Oracle is preparing to make one of the largest AI infrastructure investments in history, with plans to spend $40 billion on Nvidia’s latest GB200 chips. The chips will support a colossal new AI data centre in Abilene, Texas, being developed as part of OpenAI’s ambitious Stargate project.
The deal underscores the skyrocketing demand for high-performance computing as companies like OpenAI race to build next-generation artificial intelligence models. With Oracle stepping in to supply the core computing infrastructure, this move signals a dramatic shift in how AI powerhouses scale outside traditional cloud providers.
The Texas site is being called the first “Stargate” data centre, an initiative backed by OpenAI and SoftBank to create some of the world’s most powerful AI facilities. When complete in 2026, the Abilene centre will deliver a staggering 1.2 gigawatts (GW) of computing power — enough to place it among the world’s largest AI hubs.
The facility will house eight buildings across a massive campus, with Crusoe and Blue Owl Capital serving as its owners. The two firms have raised $15 billion through debt and equity, including a $9.6 billion loan package led by JPMorgan, to fund construction.
Oracle has signed a 15-year lease on the site and plans to deploy approximately 400,000 Nvidia GB200 chips — the company’s most advanced processors designed specifically for AI training and inference. Rather than owning the infrastructure, OpenAI will lease computing power from Oracle, making this a strategic alignment rather than a direct infrastructure investment.
Beyond Microsoft: OpenAI’s Push for Independence
This megaproject is more than a hardware upgrade. It reflects OpenAI’s pivot away from Microsoft, its long-time cloud partner. Most of Microsoft’s $13.7 billion investment into OpenAI came via Azure cloud credits, but insiders say OpenAI has grown increasingly frustrated with Microsoft’s inability to meet rising compute demands.
The two firms recently agreed to end their exclusivity arrangement, and discussions are ongoing around the future licensing rights to OpenAI’s models. By partnering with Oracle and others, OpenAI is now creating an independent infrastructure network that allows it to scale at will — and on its own terms.
The Abilene site is just one part of Stargate’s broader global vision.

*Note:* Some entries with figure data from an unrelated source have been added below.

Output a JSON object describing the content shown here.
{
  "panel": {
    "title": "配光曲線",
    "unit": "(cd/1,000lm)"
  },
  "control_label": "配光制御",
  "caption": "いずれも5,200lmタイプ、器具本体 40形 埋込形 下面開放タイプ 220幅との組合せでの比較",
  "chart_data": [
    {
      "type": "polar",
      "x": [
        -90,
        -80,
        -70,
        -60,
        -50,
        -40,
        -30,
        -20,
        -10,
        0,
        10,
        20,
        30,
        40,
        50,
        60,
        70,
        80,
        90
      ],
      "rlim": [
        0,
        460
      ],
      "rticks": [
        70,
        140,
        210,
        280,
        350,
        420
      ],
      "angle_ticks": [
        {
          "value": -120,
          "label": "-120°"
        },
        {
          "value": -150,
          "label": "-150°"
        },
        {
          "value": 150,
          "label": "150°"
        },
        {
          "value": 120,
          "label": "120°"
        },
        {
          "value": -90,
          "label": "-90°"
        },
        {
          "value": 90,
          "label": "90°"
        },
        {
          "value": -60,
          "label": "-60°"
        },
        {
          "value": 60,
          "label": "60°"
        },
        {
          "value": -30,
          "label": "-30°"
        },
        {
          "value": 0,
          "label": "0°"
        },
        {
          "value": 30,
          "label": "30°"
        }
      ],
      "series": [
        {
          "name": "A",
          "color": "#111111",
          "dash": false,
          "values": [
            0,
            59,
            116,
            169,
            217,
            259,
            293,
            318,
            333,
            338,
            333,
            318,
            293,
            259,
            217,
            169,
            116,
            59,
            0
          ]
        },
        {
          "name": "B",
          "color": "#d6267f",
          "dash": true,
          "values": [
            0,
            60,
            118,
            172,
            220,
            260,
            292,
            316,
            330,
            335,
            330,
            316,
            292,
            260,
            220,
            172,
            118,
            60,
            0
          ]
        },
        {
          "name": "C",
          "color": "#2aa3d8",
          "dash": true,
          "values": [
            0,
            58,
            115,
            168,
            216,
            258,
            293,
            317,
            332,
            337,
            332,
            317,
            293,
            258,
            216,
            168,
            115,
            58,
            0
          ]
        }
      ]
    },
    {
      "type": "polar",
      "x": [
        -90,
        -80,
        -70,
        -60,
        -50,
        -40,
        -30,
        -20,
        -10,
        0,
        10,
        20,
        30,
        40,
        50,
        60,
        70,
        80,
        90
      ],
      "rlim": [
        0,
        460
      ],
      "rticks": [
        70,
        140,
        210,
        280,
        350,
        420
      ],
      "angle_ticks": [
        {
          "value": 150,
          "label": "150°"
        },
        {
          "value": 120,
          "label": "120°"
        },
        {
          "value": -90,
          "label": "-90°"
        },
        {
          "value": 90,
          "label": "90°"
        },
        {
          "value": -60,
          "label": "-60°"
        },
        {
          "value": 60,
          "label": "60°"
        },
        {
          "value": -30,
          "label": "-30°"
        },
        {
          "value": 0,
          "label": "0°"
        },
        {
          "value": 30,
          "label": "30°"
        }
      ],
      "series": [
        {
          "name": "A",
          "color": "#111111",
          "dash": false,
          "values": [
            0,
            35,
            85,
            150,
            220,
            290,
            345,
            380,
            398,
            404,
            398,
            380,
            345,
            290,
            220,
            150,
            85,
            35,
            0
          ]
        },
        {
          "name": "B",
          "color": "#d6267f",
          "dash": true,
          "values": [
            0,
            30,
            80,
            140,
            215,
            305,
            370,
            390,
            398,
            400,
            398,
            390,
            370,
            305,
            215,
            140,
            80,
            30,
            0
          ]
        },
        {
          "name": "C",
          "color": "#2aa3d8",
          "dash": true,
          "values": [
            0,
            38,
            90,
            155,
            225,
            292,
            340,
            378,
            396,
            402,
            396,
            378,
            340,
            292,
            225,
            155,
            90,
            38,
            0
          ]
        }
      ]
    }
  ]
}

The initiative, launched earlier this year, plans to raise as much as $500 billion over four years to fund large-scale AI infrastructure. So far, OpenAI and SoftBank have each pledged $18 billion, while Oracle and Abu Dhabi’s MGX have committed $7 billion each.
While Stargate hasn’t directly invested in any single data centre project yet, the Texas facility aligns closely with its goals. More significantly, expansion is already underway. Just last week, OpenAI announced a new Stargate site in Abu Dhabi, unveiled during President Trump’s visit to the Gulf region. That project, led by local AI firm G42, will offer 5GW of computing power across 10 square miles — enough to run over 2 million Nvidia GB200 chips.
Rising Competition Among AI Data Giants
Oracle isn’t the only tech titan building AI superclusters. Elon Musk is scaling a separate initiative in Memphis, Tennessee, called “Colossus.” His site is expected to house 1 million Nvidia chips, mainly H100s and H200s, with the goal of becoming the first gigawatt-scale AI training supercluster.
Meanwhile, Amazon is developing a data centre in Virginia that will also surpass 1GW, making it part of the elite club of hyper-scale AI infrastructure projects.
The surge in demand for AI chips is accelerating at breakneck speed. As companies push to develop more powerful models, the bottleneck is no longer talent or data — it’s compute capacity. Nvidia’s chips have become the backbone of this new industrial era, and Oracle’s $40 billion bet confirms that the next war for AI dominance will be won in the data centre trenches.